Родители переживали жутко, да и брат нервничал из-за моей безмолвности и отрешенности, которой я пугала всех окружающих. Что характерно, о моем недоромане с Маруа дома знали, но чем все завершилось, даже не догадывались, так что подозревали что-то тривиальное, вроде того, что коварный развратник разбил мое девичье сердце.

Дошло до того, что матушка попыталась вывести меня за ужином на откровенный разговор.

Папа глядел на меня и украдкой вздыхал, как и мама, как и Адриан.

— Милая, может, тебе стоит поделиться? — осторожно осведомилась мама, которая все еще искренне верила, что у дочери от матери секретов просто нет и быть не может. Значит, я была просто обязана все ей рассказать.

— Определенно нет, мама. Мне не нужно ни с кем делиться, — безапелляционно заявила я, продолжая завтрак как и положено приличной и благовоспитанной девушке.

Вот только хотелось расколотить посуду, устроить скандал и сбежать в свою комнату, чтобы дорогие домашние не сверлили меня вопрошающими взглядами.

— Я шею Арджуну сверну! — воскликнул разгорячено Адриан, который закономерно назначил крайним в сложившейся ситуации именно Солнышко. — Сперва он Брендоном играл, теперь вот над тобой поизмывался!

Большой брат, конечно, ангелом не был… Вот только переживала я точно не по его вине, да и не по чьей вине, если подумать. Просто сердце было не на месте с того момента, как вернулась домой.
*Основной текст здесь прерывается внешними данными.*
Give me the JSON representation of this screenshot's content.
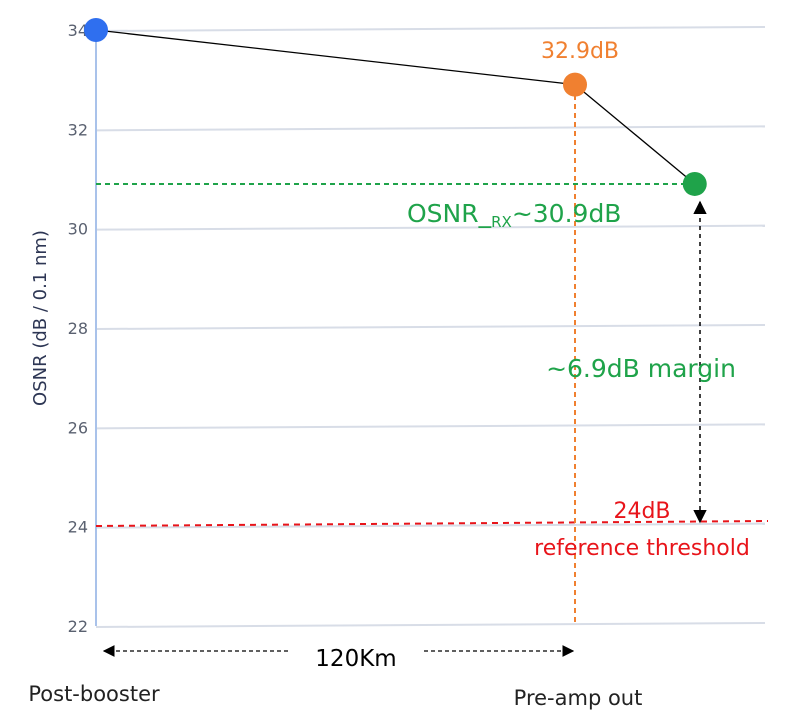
{
  "chart_data": {
    "type": "line",
    "title": "",
    "ylabel": "OSNR (dB / 0.1 nm)",
    "ylim": [
      22,
      34
    ],
    "yticks": [
      "22",
      "24",
      "26",
      "28",
      "30",
      "32",
      "34"
    ],
    "grid": true,
    "points": [
      {
        "label": "Post-booster",
        "km": 0,
        "osnr": 34,
        "color": "#2f6fef",
        "value_label": ""
      },
      {
        "label": "Pre-amp out",
        "km": 120,
        "osnr": 32.9,
        "color": "#f08030",
        "value_label": "32.9dB"
      },
      {
        "label": "",
        "km": 150,
        "osnr": 30.9,
        "color": "#1fa34a",
        "value_label": ""
      }
    ],
    "annotations": {
      "rx_label": "OSNR_",
      "rx_sub": "RX",
      "rx_value": "~30.9dB",
      "margin": "~6.9dB margin",
      "threshold_value": "24dB",
      "threshold_text": "reference threshold",
      "span": "120Km"
    },
    "x_labels": {
      "start": "Post-booster",
      "end": "Pre-amp out"
    },
    "colors": {
      "blue": "#2f6fef",
      "orange": "#f08030",
      "green": "#1fa34a",
      "red": "#e8141a",
      "axis": "#a9c2ea",
      "line": "#000000"
    }
  }
}
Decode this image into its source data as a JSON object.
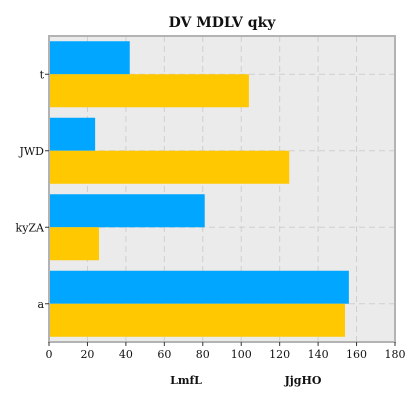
{
  "chart_data": {
    "type": "bar",
    "orientation": "horizontal",
    "title": "DV MDLV qky",
    "categories": [
      "t",
      "JWD",
      "kyZA",
      "a"
    ],
    "series": [
      {
        "name": "LmfL",
        "color": "#00a6ff",
        "values": [
          42,
          24,
          81,
          156
        ]
      },
      {
        "name": "JjgHO",
        "color": "#ffc800",
        "values": [
          104,
          125,
          26,
          154
        ]
      }
    ],
    "xlim": [
      0,
      180
    ],
    "xticks": [
      0,
      20,
      40,
      60,
      80,
      100,
      120,
      140,
      160,
      180
    ],
    "grid": true,
    "legend_position": "bottom",
    "plot_background": "#ebebeb",
    "frame_color": "#b3b3b3"
  }
}
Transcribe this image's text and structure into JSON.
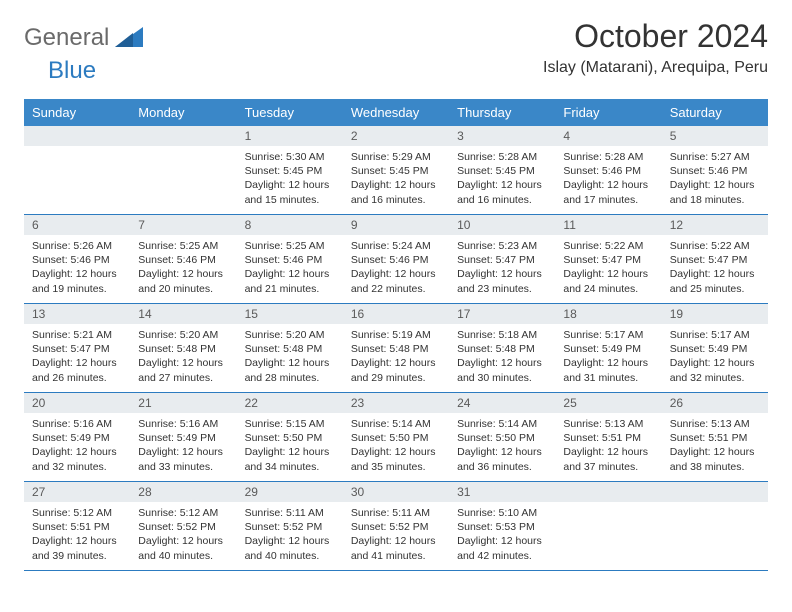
{
  "logo": {
    "general": "General",
    "blue": "Blue"
  },
  "title": "October 2024",
  "subtitle": "Islay (Matarani), Arequipa, Peru",
  "colors": {
    "header_bg": "#3a87c8",
    "header_fg": "#ffffff",
    "daynum_bg": "#e8ecef",
    "rule": "#2c7bc0",
    "logo_gray": "#6a6a6a",
    "logo_blue": "#2c7bc0",
    "text": "#333333"
  },
  "weekdays": [
    "Sunday",
    "Monday",
    "Tuesday",
    "Wednesday",
    "Thursday",
    "Friday",
    "Saturday"
  ],
  "weeks": [
    [
      {
        "empty": true
      },
      {
        "empty": true
      },
      {
        "num": "1",
        "sunrise": "Sunrise: 5:30 AM",
        "sunset": "Sunset: 5:45 PM",
        "day1": "Daylight: 12 hours",
        "day2": "and 15 minutes."
      },
      {
        "num": "2",
        "sunrise": "Sunrise: 5:29 AM",
        "sunset": "Sunset: 5:45 PM",
        "day1": "Daylight: 12 hours",
        "day2": "and 16 minutes."
      },
      {
        "num": "3",
        "sunrise": "Sunrise: 5:28 AM",
        "sunset": "Sunset: 5:45 PM",
        "day1": "Daylight: 12 hours",
        "day2": "and 16 minutes."
      },
      {
        "num": "4",
        "sunrise": "Sunrise: 5:28 AM",
        "sunset": "Sunset: 5:46 PM",
        "day1": "Daylight: 12 hours",
        "day2": "and 17 minutes."
      },
      {
        "num": "5",
        "sunrise": "Sunrise: 5:27 AM",
        "sunset": "Sunset: 5:46 PM",
        "day1": "Daylight: 12 hours",
        "day2": "and 18 minutes."
      }
    ],
    [
      {
        "num": "6",
        "sunrise": "Sunrise: 5:26 AM",
        "sunset": "Sunset: 5:46 PM",
        "day1": "Daylight: 12 hours",
        "day2": "and 19 minutes."
      },
      {
        "num": "7",
        "sunrise": "Sunrise: 5:25 AM",
        "sunset": "Sunset: 5:46 PM",
        "day1": "Daylight: 12 hours",
        "day2": "and 20 minutes."
      },
      {
        "num": "8",
        "sunrise": "Sunrise: 5:25 AM",
        "sunset": "Sunset: 5:46 PM",
        "day1": "Daylight: 12 hours",
        "day2": "and 21 minutes."
      },
      {
        "num": "9",
        "sunrise": "Sunrise: 5:24 AM",
        "sunset": "Sunset: 5:46 PM",
        "day1": "Daylight: 12 hours",
        "day2": "and 22 minutes."
      },
      {
        "num": "10",
        "sunrise": "Sunrise: 5:23 AM",
        "sunset": "Sunset: 5:47 PM",
        "day1": "Daylight: 12 hours",
        "day2": "and 23 minutes."
      },
      {
        "num": "11",
        "sunrise": "Sunrise: 5:22 AM",
        "sunset": "Sunset: 5:47 PM",
        "day1": "Daylight: 12 hours",
        "day2": "and 24 minutes."
      },
      {
        "num": "12",
        "sunrise": "Sunrise: 5:22 AM",
        "sunset": "Sunset: 5:47 PM",
        "day1": "Daylight: 12 hours",
        "day2": "and 25 minutes."
      }
    ],
    [
      {
        "num": "13",
        "sunrise": "Sunrise: 5:21 AM",
        "sunset": "Sunset: 5:47 PM",
        "day1": "Daylight: 12 hours",
        "day2": "and 26 minutes."
      },
      {
        "num": "14",
        "sunrise": "Sunrise: 5:20 AM",
        "sunset": "Sunset: 5:48 PM",
        "day1": "Daylight: 12 hours",
        "day2": "and 27 minutes."
      },
      {
        "num": "15",
        "sunrise": "Sunrise: 5:20 AM",
        "sunset": "Sunset: 5:48 PM",
        "day1": "Daylight: 12 hours",
        "day2": "and 28 minutes."
      },
      {
        "num": "16",
        "sunrise": "Sunrise: 5:19 AM",
        "sunset": "Sunset: 5:48 PM",
        "day1": "Daylight: 12 hours",
        "day2": "and 29 minutes."
      },
      {
        "num": "17",
        "sunrise": "Sunrise: 5:18 AM",
        "sunset": "Sunset: 5:48 PM",
        "day1": "Daylight: 12 hours",
        "day2": "and 30 minutes."
      },
      {
        "num": "18",
        "sunrise": "Sunrise: 5:17 AM",
        "sunset": "Sunset: 5:49 PM",
        "day1": "Daylight: 12 hours",
        "day2": "and 31 minutes."
      },
      {
        "num": "19",
        "sunrise": "Sunrise: 5:17 AM",
        "sunset": "Sunset: 5:49 PM",
        "day1": "Daylight: 12 hours",
        "day2": "and 32 minutes."
      }
    ],
    [
      {
        "num": "20",
        "sunrise": "Sunrise: 5:16 AM",
        "sunset": "Sunset: 5:49 PM",
        "day1": "Daylight: 12 hours",
        "day2": "and 32 minutes."
      },
      {
        "num": "21",
        "sunrise": "Sunrise: 5:16 AM",
        "sunset": "Sunset: 5:49 PM",
        "day1": "Daylight: 12 hours",
        "day2": "and 33 minutes."
      },
      {
        "num": "22",
        "sunrise": "Sunrise: 5:15 AM",
        "sunset": "Sunset: 5:50 PM",
        "day1": "Daylight: 12 hours",
        "day2": "and 34 minutes."
      },
      {
        "num": "23",
        "sunrise": "Sunrise: 5:14 AM",
        "sunset": "Sunset: 5:50 PM",
        "day1": "Daylight: 12 hours",
        "day2": "and 35 minutes."
      },
      {
        "num": "24",
        "sunrise": "Sunrise: 5:14 AM",
        "sunset": "Sunset: 5:50 PM",
        "day1": "Daylight: 12 hours",
        "day2": "and 36 minutes."
      },
      {
        "num": "25",
        "sunrise": "Sunrise: 5:13 AM",
        "sunset": "Sunset: 5:51 PM",
        "day1": "Daylight: 12 hours",
        "day2": "and 37 minutes."
      },
      {
        "num": "26",
        "sunrise": "Sunrise: 5:13 AM",
        "sunset": "Sunset: 5:51 PM",
        "day1": "Daylight: 12 hours",
        "day2": "and 38 minutes."
      }
    ],
    [
      {
        "num": "27",
        "sunrise": "Sunrise: 5:12 AM",
        "sunset": "Sunset: 5:51 PM",
        "day1": "Daylight: 12 hours",
        "day2": "and 39 minutes."
      },
      {
        "num": "28",
        "sunrise": "Sunrise: 5:12 AM",
        "sunset": "Sunset: 5:52 PM",
        "day1": "Daylight: 12 hours",
        "day2": "and 40 minutes."
      },
      {
        "num": "29",
        "sunrise": "Sunrise: 5:11 AM",
        "sunset": "Sunset: 5:52 PM",
        "day1": "Daylight: 12 hours",
        "day2": "and 40 minutes."
      },
      {
        "num": "30",
        "sunrise": "Sunrise: 5:11 AM",
        "sunset": "Sunset: 5:52 PM",
        "day1": "Daylight: 12 hours",
        "day2": "and 41 minutes."
      },
      {
        "num": "31",
        "sunrise": "Sunrise: 5:10 AM",
        "sunset": "Sunset: 5:53 PM",
        "day1": "Daylight: 12 hours",
        "day2": "and 42 minutes."
      },
      {
        "empty": true
      },
      {
        "empty": true
      }
    ]
  ]
}
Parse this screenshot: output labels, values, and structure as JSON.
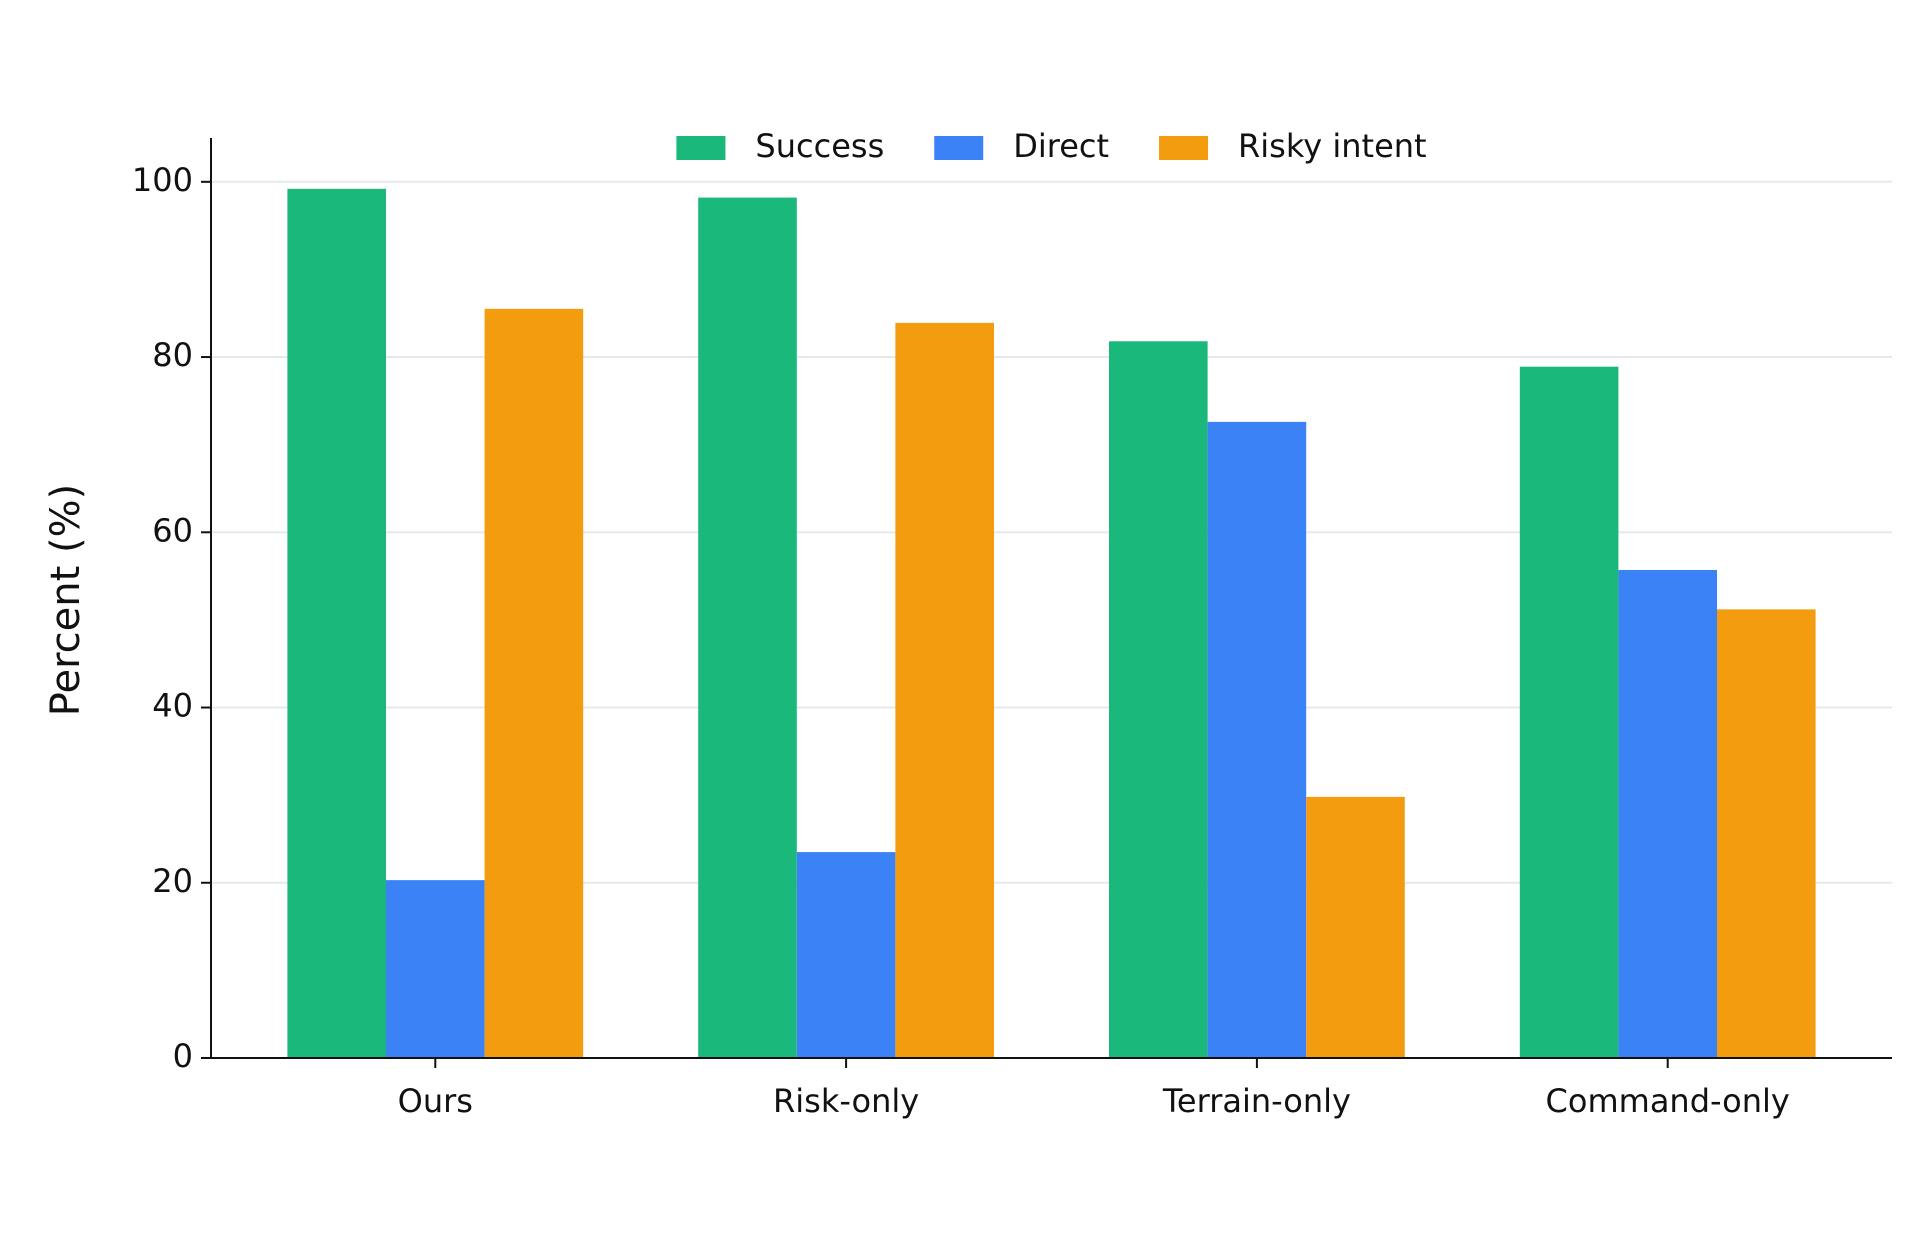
{
  "chart_data": {
    "type": "bar",
    "categories": [
      "Ours",
      "Risk-only",
      "Terrain-only",
      "Command-only"
    ],
    "series": [
      {
        "name": "Success",
        "color": "#1ab87a",
        "values": [
          99.2,
          98.2,
          81.8,
          78.9
        ]
      },
      {
        "name": "Direct",
        "color": "#3b82f6",
        "values": [
          20.3,
          23.5,
          72.6,
          55.7
        ]
      },
      {
        "name": "Risky intent",
        "color": "#f39c0f",
        "values": [
          85.5,
          83.9,
          29.8,
          51.2
        ]
      }
    ],
    "y_label": "Percent (%)",
    "ylim": [
      0,
      105
    ],
    "yticks": [
      0,
      20,
      40,
      60,
      80,
      100
    ],
    "grid": true,
    "legend": "upper center"
  }
}
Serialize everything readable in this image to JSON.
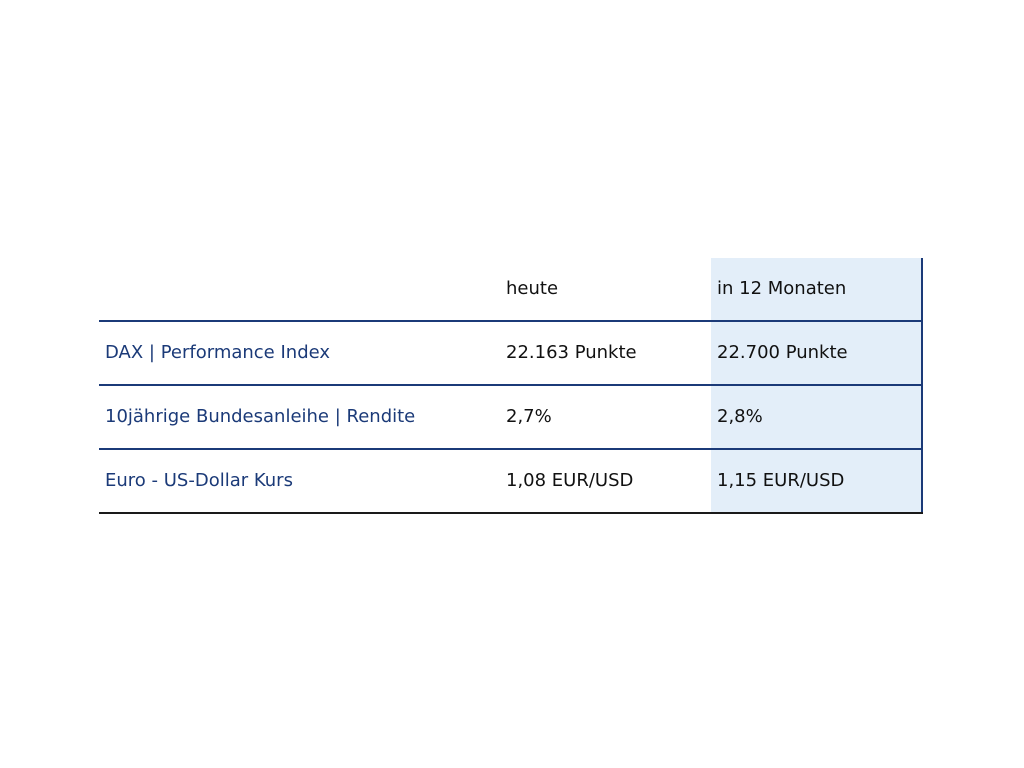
{
  "table": {
    "header": {
      "label": "",
      "today": "heute",
      "future": "in 12 Monaten"
    },
    "rows": [
      {
        "label": "DAX | Performance Index",
        "today": "22.163 Punkte",
        "future": "22.700 Punkte"
      },
      {
        "label": "10jährige Bundesanleihe | Rendite",
        "today": "2,7%",
        "future": "2,8%"
      },
      {
        "label": "Euro - US-Dollar Kurs",
        "today": "1,08 EUR/USD",
        "future": "1,15 EUR/USD"
      }
    ],
    "colors": {
      "label_text": "#1b3a78",
      "rule": "#1b3a78",
      "highlight_column": "#e3eef9",
      "bottom_rule": "#1a1a1a"
    }
  }
}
А то если … что если он уже умер? И мне просто никто не рассказал?

— Вот Арджун тут точно совершенно не при чем, — фыркнула я, подкладывая себе картофеля.

Здесь вообще никто не был виноват, кроме Лефевра, которого торжественно похоронили. Новость о его кончине быстро разлетелась по новостям и, что характерно, нигде не было указано, что смерть светлого мага была насильственной. Официально сообщалось об инсульте. Наверное, в этом был какой-то смысл…

О Филиппе Маруа снова ни единого слова. Впрочем, о нем вообще исчезли все упоминания из Сети, словно бы его никогда не существовало. Ни одного упоминания на сайте министерства внутренних дел, ни одного упоминания на сайте университета, который Филипп закончил.

Пустота.

Я решила уже сама поехать в Галатию, но в визе мне отказали тут же. Поехать как дипломат я уже не могла. Проклятый замкнутый круг, и выхода нет…


Еще спустя неделю я не выдержала и поехала к Арджуну, надеясь, что хотя бы его сил и связей хватит и друг сломает эту чертову информационную блокаду. Ну разве же о многом я просила? Мне просто нужно было узнать, жив Филипп или мертв! И этого бы хватило, чтобы успокоиться и прийти в себя.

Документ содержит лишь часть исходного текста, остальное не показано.